Jesucristo, como sabemos, realizó muchos milagros de sanación. Y observando las variadas maneras en que sanó, podemos darnos cuenta que el Señor es libérrimo en la forma como El escoge para hacer su labor. Lo que sí es común a todas las curaciones hechas por Jesús es que lo más importante era la sanación que ocurría en el alma del enfermo: su curación tenía una profunda consecuencia espiritual. El Señor no hace una sanación física, sin tocar profundamente el alma. Y cuando el Señor sana directamente es para que se manifieste en la persona la gloria y el poder de Dios.
Sin embargo, sabemos que no todo enfermo es sanado. ¿Significa que la enfermedad es un mal?… Mientras dure el mundo presente, seguirán habiendo enfermedades, las cuales -ciertamente- son una de las consecuencias del pecado original de nuestros primeros progenitores. Pero Jesús, con su Pasión, Muerte y Resurrección, le dio valor redentor a las enfermedades –y también a todo tipo de sufrimiento.
Es decir, el sufrimiento bien llevado, aceptado en Cristo, sirve para santificarnos y ayudar a otros a santificarse. No es que sean fáciles de llevar las enfermedades -sobre todo algunas de ellas- pero son oportunidades para unir ese sufrimiento a los sufrimientos de Cristo y darles así valor redentor.

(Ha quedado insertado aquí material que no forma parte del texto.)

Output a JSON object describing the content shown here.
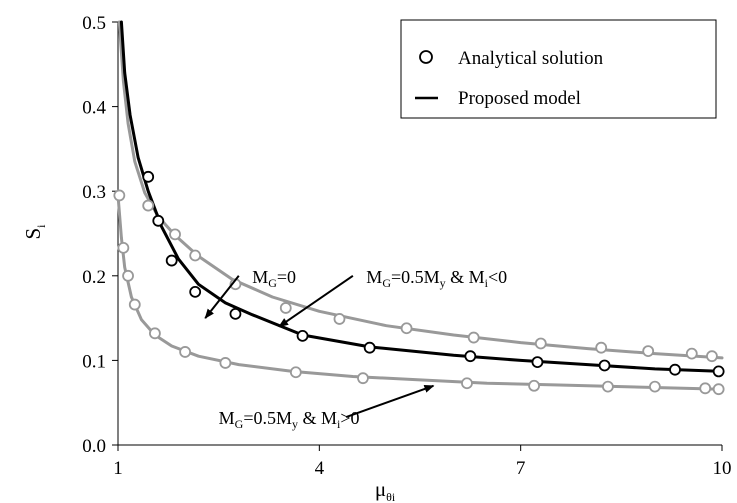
{
  "chart_data": {
    "type": "line",
    "xlabel": {
      "main": "μ",
      "sub": "θi"
    },
    "ylabel": {
      "main": "S",
      "sub": "i"
    },
    "xlim": [
      1,
      10
    ],
    "ylim": [
      0,
      0.5
    ],
    "xticks": [
      "1",
      "4",
      "7",
      "10"
    ],
    "yticks": [
      "0.0",
      "0.1",
      "0.2",
      "0.3",
      "0.4",
      "0.5"
    ],
    "grid": false,
    "legend": {
      "position": "top-right",
      "entries": [
        "Analytical solution",
        "Proposed model"
      ]
    },
    "series": [
      {
        "kind": "analytical",
        "color": "#999999",
        "points": [
          [
            1.45,
            0.283
          ],
          [
            1.85,
            0.249
          ],
          [
            2.15,
            0.224
          ],
          [
            2.75,
            0.19
          ],
          [
            3.5,
            0.162
          ],
          [
            4.3,
            0.149
          ],
          [
            5.3,
            0.138
          ],
          [
            6.3,
            0.127
          ],
          [
            7.3,
            0.12
          ],
          [
            8.2,
            0.115
          ],
          [
            8.9,
            0.111
          ],
          [
            9.55,
            0.108
          ],
          [
            9.85,
            0.105
          ]
        ]
      },
      {
        "kind": "model",
        "color": "#999999",
        "points": [
          [
            1.02,
            0.5
          ],
          [
            1.08,
            0.43
          ],
          [
            1.15,
            0.38
          ],
          [
            1.25,
            0.335
          ],
          [
            1.4,
            0.298
          ],
          [
            1.6,
            0.27
          ],
          [
            1.85,
            0.248
          ],
          [
            2.2,
            0.223
          ],
          [
            2.7,
            0.196
          ],
          [
            3.3,
            0.175
          ],
          [
            4.0,
            0.158
          ],
          [
            5.0,
            0.141
          ],
          [
            6.0,
            0.13
          ],
          [
            7.0,
            0.121
          ],
          [
            8.0,
            0.114
          ],
          [
            9.0,
            0.108
          ],
          [
            10.0,
            0.103
          ]
        ]
      },
      {
        "kind": "analytical",
        "color": "#000000",
        "points": [
          [
            1.45,
            0.317
          ],
          [
            1.6,
            0.265
          ],
          [
            1.8,
            0.218
          ],
          [
            2.15,
            0.181
          ],
          [
            2.75,
            0.155
          ],
          [
            3.75,
            0.129
          ],
          [
            4.75,
            0.115
          ],
          [
            6.25,
            0.105
          ],
          [
            7.25,
            0.098
          ],
          [
            8.25,
            0.094
          ],
          [
            9.3,
            0.089
          ],
          [
            9.95,
            0.087
          ]
        ]
      },
      {
        "kind": "model",
        "color": "#000000",
        "points": [
          [
            1.05,
            0.5
          ],
          [
            1.1,
            0.44
          ],
          [
            1.18,
            0.39
          ],
          [
            1.3,
            0.34
          ],
          [
            1.45,
            0.3
          ],
          [
            1.65,
            0.258
          ],
          [
            1.9,
            0.22
          ],
          [
            2.2,
            0.19
          ],
          [
            2.6,
            0.168
          ],
          [
            3.0,
            0.154
          ],
          [
            3.75,
            0.13
          ],
          [
            4.75,
            0.116
          ],
          [
            6.0,
            0.106
          ],
          [
            7.0,
            0.1
          ],
          [
            8.0,
            0.095
          ],
          [
            9.0,
            0.09
          ],
          [
            10.0,
            0.087
          ]
        ]
      },
      {
        "kind": "analytical",
        "color": "#999999",
        "points": [
          [
            1.02,
            0.295
          ],
          [
            1.08,
            0.233
          ],
          [
            1.15,
            0.2
          ],
          [
            1.25,
            0.166
          ],
          [
            1.55,
            0.132
          ],
          [
            2.0,
            0.11
          ],
          [
            2.6,
            0.097
          ],
          [
            3.65,
            0.086
          ],
          [
            4.65,
            0.079
          ],
          [
            6.2,
            0.073
          ],
          [
            7.2,
            0.07
          ],
          [
            8.3,
            0.069
          ],
          [
            9.0,
            0.069
          ],
          [
            9.75,
            0.067
          ],
          [
            9.95,
            0.066
          ]
        ]
      },
      {
        "kind": "model",
        "color": "#999999",
        "points": [
          [
            1.0,
            0.295
          ],
          [
            1.05,
            0.245
          ],
          [
            1.1,
            0.21
          ],
          [
            1.2,
            0.175
          ],
          [
            1.35,
            0.148
          ],
          [
            1.55,
            0.13
          ],
          [
            1.8,
            0.117
          ],
          [
            2.2,
            0.105
          ],
          [
            2.8,
            0.095
          ],
          [
            3.6,
            0.087
          ],
          [
            4.5,
            0.081
          ],
          [
            5.5,
            0.077
          ],
          [
            6.5,
            0.073
          ],
          [
            7.5,
            0.071
          ],
          [
            8.5,
            0.069
          ],
          [
            10.0,
            0.066
          ]
        ]
      }
    ],
    "annotations": [
      {
        "main": "M",
        "sub": "G",
        "rest": "=0",
        "label_at": [
          3.0,
          0.2
        ],
        "arrow_from": [
          2.8,
          0.2
        ],
        "arrow_to": [
          2.3,
          0.15
        ]
      },
      {
        "main": "M",
        "sub": "G",
        "rest": "=0.5M",
        "sub2": "y",
        "rest2": " & M",
        "sub3": "i",
        "rest3": "<0",
        "label_at": [
          4.7,
          0.2
        ],
        "arrow_from": [
          4.5,
          0.2
        ],
        "arrow_to": [
          3.4,
          0.14
        ]
      },
      {
        "main": "M",
        "sub": "G",
        "rest": "=0.5M",
        "sub2": "y",
        "rest2": " & M",
        "sub3": "i",
        "rest3": ">0",
        "label_at": [
          2.5,
          0.033
        ],
        "arrow_from": [
          4.4,
          0.033
        ],
        "arrow_to": [
          5.7,
          0.07
        ]
      }
    ]
  }
}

Y ¿qué es eso de “valor redentor”? Nuestros sufrimientos, unidos a los de Cristo, pueden servir para nuestra propia santificación o para la santificación de otras personas, incluyendo nuestros seres queridos.
Es por ello que después de Cristo, ya los enfermos no son considerados como personas malditas por el pecado propio o de sus padres, como sucedía antes de la venida del Señor. Por esa idea, cuando Jesús curó a un ciego de nacimiento, los Apóstoles le preguntaron: “Quién pecó para que éste naciera ciego, él o sus padres?” Y Jesús responde: “Ni él pecó ni tampoco sus padres. Nació así para que en él se manifestaran las obras de Dios”. (Jn 9, 1-41)
Pero las enfermedades más graves no son las del cuerpo, sino las del alma. Más aún, las enfermedades peores no son las que sufre una persona, sino las que sufre toda una población. Nuestra sociedad está enferma. ¡Y bien enferma! De violencia, agresividad, maledicencia, ocultismo, esoterismo, idolatría, satanismo. Sí, eso mismo: culto al demonio -para ser más precisos.
Por eso requerimos sanación. Una sanación que sólo Dios nos puede dar. Porque la sanación fundamental es la sanación interior. Y ésa es la que estamos necesitando.
El ciego de nacimiento que mencionábamos termina por postrarse ante Jesús, reconociéndolo como Dios. Cuando comenzó a ver, el ciego creyó lo que el Señor le dijo y, postrándose, Lo adoró. (Jn 9, 38)
¿No será eso lo que nos falta a nosotros: postrarnos en adoración? Reconocer que Dios es el Señor de la historia, no nosotros. Cuando no confiamos de verdad en Dios, El nos deja en manos de los enemigos.
Solos no podemos. Hay que orar. Y orar arrepentidos. Clamar a Dios. AdorarLo. El ha puesto sus condiciones para actuar cuando hay enfermedades sociales:
“Si mi pueblo -sobre el cual es invocado mi Nombre- se humilla: orando y buscando mi rostro, y se vuelven de sus malos caminos, Yo -entonces- los oiré desde los cielos, perdonaré sus pecados y sanaré su tierra”.